Thursday, April 20, 2017

Tak Kuasa Menahan Sakit, Seorang Warga Nekat Gantung Diri

    Thursday, April 20, 2017  

Reporter : Nella Rachma

suarabojonegoro.com -  Sugiman (60), warga Dusun Canjang RT 005 RW 002 Desa Sumberbendo Kecamatan Bubulan Kabu Bojonegoro, pada Kamis (20/04/2017) sekira pukul 09.00 WIB pagi tadi, diketahui meninggal dunia dengan cara gantung diri. Diduga kakek tersebut nekat mengakhiri hidupnya dikarenakan korban merasa putus asa akibat menderita sakit prostat yang tidak kunjung sembuh dan korban merasa rindu kepada kedua anaknya yang saat ini tinggal di luar kota.

Menurut keterangan Kapolsek Bubulan, AKP Supadji, yang dihimpun dari keterangan saks-saksi, bahwa pada Kamis sekira pukul 07.30 WIN, istri korban yang bernama Karsinem (65), berpamitan kepada korban untuk berangkat ke tegal miliknya, yang berjarak sekitar 300 meter dari rumah korban.
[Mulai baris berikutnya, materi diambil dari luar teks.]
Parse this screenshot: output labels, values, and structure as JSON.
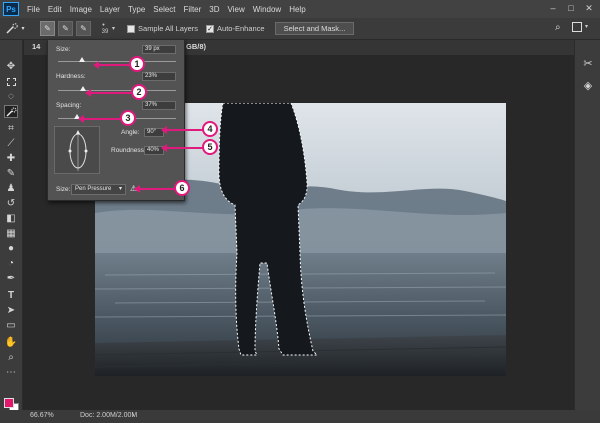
{
  "app": {
    "logo": "Ps"
  },
  "menu": [
    "File",
    "Edit",
    "Image",
    "Layer",
    "Type",
    "Select",
    "Filter",
    "3D",
    "View",
    "Window",
    "Help"
  ],
  "window_controls": [
    "–",
    "□",
    "✕"
  ],
  "options_bar": {
    "brush_size": "39",
    "sample_all_layers": {
      "label": "Sample All Layers",
      "checked": false
    },
    "auto_enhance": {
      "label": "Auto-Enhance",
      "checked": true
    },
    "select_and_mask": "Select and Mask..."
  },
  "document_tab": {
    "left": "14",
    "right": "GB/8)"
  },
  "brush_panel": {
    "size_label": "Size:",
    "size_value": "39 px",
    "size_level": 0.2,
    "hardness_label": "Hardness:",
    "hardness_value": "23%",
    "spacing_label": "Spacing:",
    "spacing_value": "37%",
    "angle_label": "Angle:",
    "angle_value": "90°",
    "roundness_label": "Roundness:",
    "roundness_value": "40%",
    "size_control_label": "Size:",
    "size_control_value": "Pen Pressure",
    "warning_icon": "⚠"
  },
  "callouts": [
    "1",
    "2",
    "3",
    "4",
    "5",
    "6"
  ],
  "status_bar": {
    "zoom": "66.67%",
    "doc": "Doc: 2.00M/2.00M"
  },
  "colors": {
    "foreground": "#e3186d",
    "background": "#ffffff",
    "callout_accent": "#e0197d"
  }
}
“Saat istrinya berpamitan, korban masih berada di rumah,” terang Kapolsek.

Kemudian sekira pukul 09.00 WIB, tetangga korban yang bernama Sutarjo (59), melewati pekarangan rumah korban dan mengetahui korban telah gantung diri di pohon kayu jati yang berada di pekarangan rumah korban. Mengetahui kejadian tersebut, saksi berteriak memberitahukan kepada warga sekitar, kemudian memberitahu kepada kepala desa setempat.

“Selanjutnya, Kepala Desa Sumberbendo melaporkan peristiwa tersebut pada Polsek Bubulan. ,” lanjut Kapolsek.
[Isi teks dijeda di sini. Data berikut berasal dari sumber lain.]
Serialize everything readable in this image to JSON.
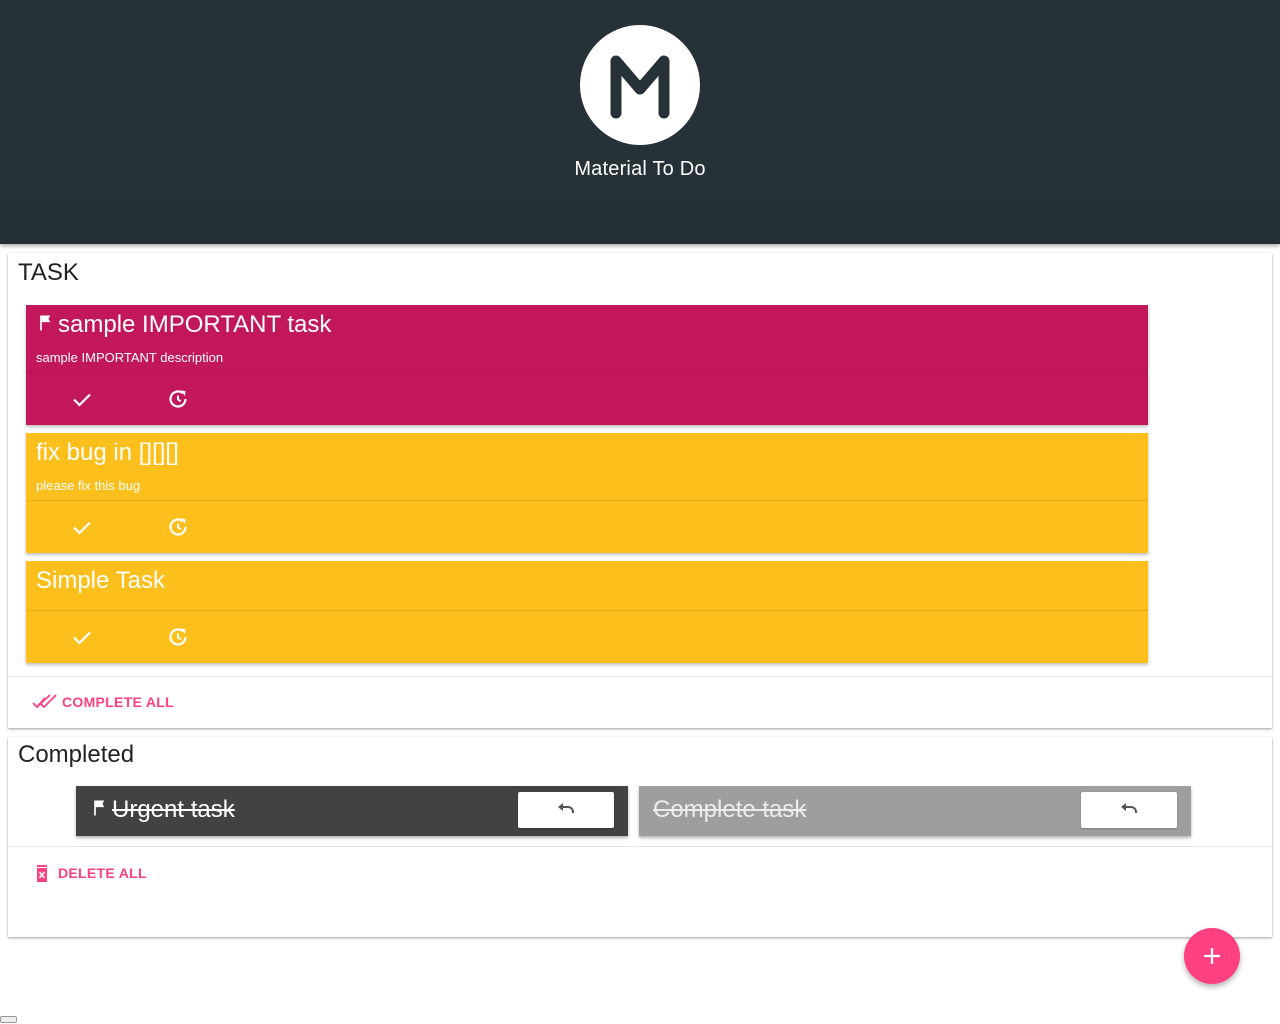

Setelah menerima laporan tersebut, anggota Polsek Bubulan segera mendatangi rumah korban, guna melakukan oleh TKP dan melakukan identifikasi terhadap korban, bersama Muspika dan petugas dari Puskesmas Bubulan.

AKP Supadji menerangkan, berdasarkan pemeriksaan luar, panjang mayat 176 centimeter, pada leher korban terdapat bekas jerat sedalam 1 centimeter, tulang tenggotokan patah dan tidak di temukan tanda-tanda kekerasan atau penganiayaan. Sedangkan saat ditemukan, korban memakai baju batik warna coklat dan sarung kotak-kotak warna biru.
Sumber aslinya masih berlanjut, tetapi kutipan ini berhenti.